A boreal forest is particularly suited for such method comparison
because of its simple species composition (Hänninen, 2016; Högberg,
2007). Moreover, because this biome is strongly nitrogen (N)-limited (Du
et al., 2020) adding extra N induces a strong response in terms of
growth and C fluxes (From, Lundmark, Mörling, Pommerening, & Nordin,
2016; Högberg, 2007; Hyvönen et al., 2008; Kergoat, Lafont, Arneth, Le
Dantec, & Saugier, 2008; Nohrstedt, 2001; Tamm, 1991). These increases
should be captured by all methods. However, a positive N-fertilisation
effect on GPP was not always observed. At our site, previous studies
showed no effect of N supply on GPP (Lim et al., 2015; Tarvainen,
Räntfors, Näsholm, & Wallin, 2016) but Tian et al (under review) found
a higher GPP in the fertilised plot than in the reference plot.

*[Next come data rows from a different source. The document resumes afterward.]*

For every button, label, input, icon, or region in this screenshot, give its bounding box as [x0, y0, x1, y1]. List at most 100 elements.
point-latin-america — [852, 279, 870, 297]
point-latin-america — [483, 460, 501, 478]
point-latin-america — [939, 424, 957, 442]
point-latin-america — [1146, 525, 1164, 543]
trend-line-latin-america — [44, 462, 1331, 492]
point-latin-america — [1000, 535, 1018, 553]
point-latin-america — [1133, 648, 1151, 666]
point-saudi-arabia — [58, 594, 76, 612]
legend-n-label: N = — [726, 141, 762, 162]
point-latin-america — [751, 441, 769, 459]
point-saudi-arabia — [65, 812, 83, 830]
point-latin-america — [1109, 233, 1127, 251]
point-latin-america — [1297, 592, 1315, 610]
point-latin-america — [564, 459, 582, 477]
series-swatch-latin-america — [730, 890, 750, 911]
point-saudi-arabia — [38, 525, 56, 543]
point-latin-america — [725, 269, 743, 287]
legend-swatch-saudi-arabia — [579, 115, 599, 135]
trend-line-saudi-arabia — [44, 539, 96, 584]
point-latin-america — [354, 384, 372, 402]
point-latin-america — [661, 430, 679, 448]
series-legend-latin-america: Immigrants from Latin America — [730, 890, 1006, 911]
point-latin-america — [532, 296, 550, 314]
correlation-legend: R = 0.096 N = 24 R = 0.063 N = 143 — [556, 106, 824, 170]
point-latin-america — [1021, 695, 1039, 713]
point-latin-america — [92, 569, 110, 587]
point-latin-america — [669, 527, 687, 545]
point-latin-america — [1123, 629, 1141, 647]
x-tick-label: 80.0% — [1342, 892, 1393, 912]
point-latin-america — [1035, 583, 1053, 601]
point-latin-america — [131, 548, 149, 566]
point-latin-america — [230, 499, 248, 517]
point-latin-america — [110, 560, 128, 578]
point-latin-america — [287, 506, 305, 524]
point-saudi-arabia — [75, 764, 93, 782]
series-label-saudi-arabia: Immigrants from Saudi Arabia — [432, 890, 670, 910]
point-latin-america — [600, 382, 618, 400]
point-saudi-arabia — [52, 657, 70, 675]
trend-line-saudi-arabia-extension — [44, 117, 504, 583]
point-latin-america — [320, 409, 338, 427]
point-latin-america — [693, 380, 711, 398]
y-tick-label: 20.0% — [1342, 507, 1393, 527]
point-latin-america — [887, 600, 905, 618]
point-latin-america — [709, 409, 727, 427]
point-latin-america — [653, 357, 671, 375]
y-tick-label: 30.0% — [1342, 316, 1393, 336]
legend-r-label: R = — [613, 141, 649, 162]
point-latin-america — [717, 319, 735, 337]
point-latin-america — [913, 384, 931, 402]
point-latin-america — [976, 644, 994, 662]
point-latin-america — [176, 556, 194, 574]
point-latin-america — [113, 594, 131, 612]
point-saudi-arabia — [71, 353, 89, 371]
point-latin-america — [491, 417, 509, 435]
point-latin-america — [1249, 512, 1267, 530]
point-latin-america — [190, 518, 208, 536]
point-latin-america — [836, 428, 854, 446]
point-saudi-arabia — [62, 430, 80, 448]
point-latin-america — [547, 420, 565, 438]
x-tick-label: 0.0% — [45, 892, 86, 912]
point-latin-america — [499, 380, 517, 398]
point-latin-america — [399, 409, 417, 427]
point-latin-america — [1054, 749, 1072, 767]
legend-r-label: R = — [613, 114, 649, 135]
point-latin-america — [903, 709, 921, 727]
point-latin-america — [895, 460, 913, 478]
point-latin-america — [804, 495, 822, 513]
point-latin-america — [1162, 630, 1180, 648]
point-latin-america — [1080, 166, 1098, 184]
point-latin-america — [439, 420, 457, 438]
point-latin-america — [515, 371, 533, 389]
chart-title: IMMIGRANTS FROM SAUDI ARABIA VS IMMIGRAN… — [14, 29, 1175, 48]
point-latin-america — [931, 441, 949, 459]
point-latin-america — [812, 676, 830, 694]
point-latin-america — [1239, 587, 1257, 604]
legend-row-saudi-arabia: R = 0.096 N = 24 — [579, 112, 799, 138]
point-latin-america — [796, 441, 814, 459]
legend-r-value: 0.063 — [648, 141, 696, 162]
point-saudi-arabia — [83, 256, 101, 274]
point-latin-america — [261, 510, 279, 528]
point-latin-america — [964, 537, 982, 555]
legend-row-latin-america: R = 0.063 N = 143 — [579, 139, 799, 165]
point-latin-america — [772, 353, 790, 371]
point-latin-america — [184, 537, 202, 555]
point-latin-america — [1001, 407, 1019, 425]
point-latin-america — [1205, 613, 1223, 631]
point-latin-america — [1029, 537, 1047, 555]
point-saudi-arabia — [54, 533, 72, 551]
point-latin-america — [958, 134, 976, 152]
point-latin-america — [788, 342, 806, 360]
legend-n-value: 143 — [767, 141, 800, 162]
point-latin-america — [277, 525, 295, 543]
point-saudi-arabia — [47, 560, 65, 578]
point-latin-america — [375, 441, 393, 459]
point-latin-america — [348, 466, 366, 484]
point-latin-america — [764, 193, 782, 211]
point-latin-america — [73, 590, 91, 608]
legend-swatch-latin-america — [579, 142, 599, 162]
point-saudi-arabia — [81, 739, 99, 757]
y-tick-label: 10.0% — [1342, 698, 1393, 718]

The method we propose in this paper aims to provide an alternative
stand-scale estimate of GPP that is independent of eddy covariance. Our
first objective here was to compare estimates of GPP based on stable
isotopes and sap flux against GPP based on PRELES, a process-based model
parameterised with eddy covariance data. The second objective was to
determine how fertilisation treatment influenced the canopy GPP with the
sap flux/isotope method. Finally, the third objective explores
alternative methods for incorporating an empirical gmestimate and how these alternatives influence the GPP estimate.